Despite hydrophilic statins such as rosuvastatin showing strong efficacy in lowering cholesterol and preventing cardiovascular disease[77,78], a number of studies have suggested increased benefits of lipophilic statins[20,21,79]. For instance the PRIMO study (Prédiction du Risque Musculaire en Observationnel; Prediction of Muscular Risk in Observational conditions) investigated muscular symptoms in a population of approximately 8,000 hyperlipidemic patients treated with statins[80]. This study has concluded that fluvastatin has less muscle related symptoms compared to atorvastatin and simvastatin. Based on the partition coefficient from water to n-octanol, the lipophilicity of the statins used are: simvastatin 1.5–1.75, fluvastatin 1.0–1.25, atorvastatin 1.2–1.25 and rosuvastatin −0.25-(−0.5)[20]. Based on statin lipophilic properties, rosuvastatin and pravastatin are commonly clinically referred as hydrophilic, while all other statins, including fluvastatin, simvastatin and atorvastatin, are referred as hydrophobic or lipophilic[20]. Our work pointed to lipophilic statins, in particular fluvastatin, having a stronger effect on Rab-GTPases, thus protective Rab-GTPase-mediated effects may be related to the lower muscular symptoms observed by fluvastatin.

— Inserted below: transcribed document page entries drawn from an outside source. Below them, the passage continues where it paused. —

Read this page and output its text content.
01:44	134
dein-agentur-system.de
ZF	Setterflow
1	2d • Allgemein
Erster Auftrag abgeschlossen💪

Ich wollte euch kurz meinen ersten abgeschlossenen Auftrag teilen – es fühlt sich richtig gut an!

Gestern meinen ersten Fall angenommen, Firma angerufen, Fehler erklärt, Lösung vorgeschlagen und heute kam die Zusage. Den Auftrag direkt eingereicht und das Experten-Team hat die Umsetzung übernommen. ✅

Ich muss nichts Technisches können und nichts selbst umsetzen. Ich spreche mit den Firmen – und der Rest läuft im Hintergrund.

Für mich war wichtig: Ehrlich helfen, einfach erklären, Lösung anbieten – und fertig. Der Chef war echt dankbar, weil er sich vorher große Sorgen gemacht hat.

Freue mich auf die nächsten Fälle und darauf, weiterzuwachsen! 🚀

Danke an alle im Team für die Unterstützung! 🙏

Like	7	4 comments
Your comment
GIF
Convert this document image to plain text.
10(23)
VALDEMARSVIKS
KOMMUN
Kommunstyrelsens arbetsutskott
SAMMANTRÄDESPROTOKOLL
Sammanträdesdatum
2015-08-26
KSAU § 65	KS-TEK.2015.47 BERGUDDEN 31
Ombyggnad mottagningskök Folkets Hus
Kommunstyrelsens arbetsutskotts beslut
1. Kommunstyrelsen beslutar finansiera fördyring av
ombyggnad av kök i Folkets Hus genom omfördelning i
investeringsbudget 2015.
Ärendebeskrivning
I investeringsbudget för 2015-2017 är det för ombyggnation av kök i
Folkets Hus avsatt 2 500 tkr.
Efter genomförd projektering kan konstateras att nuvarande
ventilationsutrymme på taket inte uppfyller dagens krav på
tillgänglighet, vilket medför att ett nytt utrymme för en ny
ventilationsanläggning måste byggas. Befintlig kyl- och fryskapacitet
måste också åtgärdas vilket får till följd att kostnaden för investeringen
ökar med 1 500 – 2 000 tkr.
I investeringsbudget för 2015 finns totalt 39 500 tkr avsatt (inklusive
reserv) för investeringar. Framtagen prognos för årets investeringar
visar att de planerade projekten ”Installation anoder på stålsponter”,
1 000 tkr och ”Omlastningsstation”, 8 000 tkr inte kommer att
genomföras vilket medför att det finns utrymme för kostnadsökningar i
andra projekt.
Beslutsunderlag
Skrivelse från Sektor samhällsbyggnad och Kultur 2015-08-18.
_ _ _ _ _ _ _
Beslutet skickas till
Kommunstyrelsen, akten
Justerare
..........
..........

In conclusion we uncovered that statin regulation of Rab-GTPase is statin-specific with the strongest effects observed for fluvastatin. We showed that fluvastatin, in contrast to rosuvastatin, can have a beneficial effect in cardiac electrophysiology by restoring IKs channel membrane expression via Rab-GTPase targeting. Thus, specific statin treatment may be tailored to patients with specific IKs dysfunction and arrhythmic risk. Because Rabs are responsible for control of trafficking of a number of membrane proteins, statin-specific Rab inhibitory effects may be important in many pleiotropic effects of statins.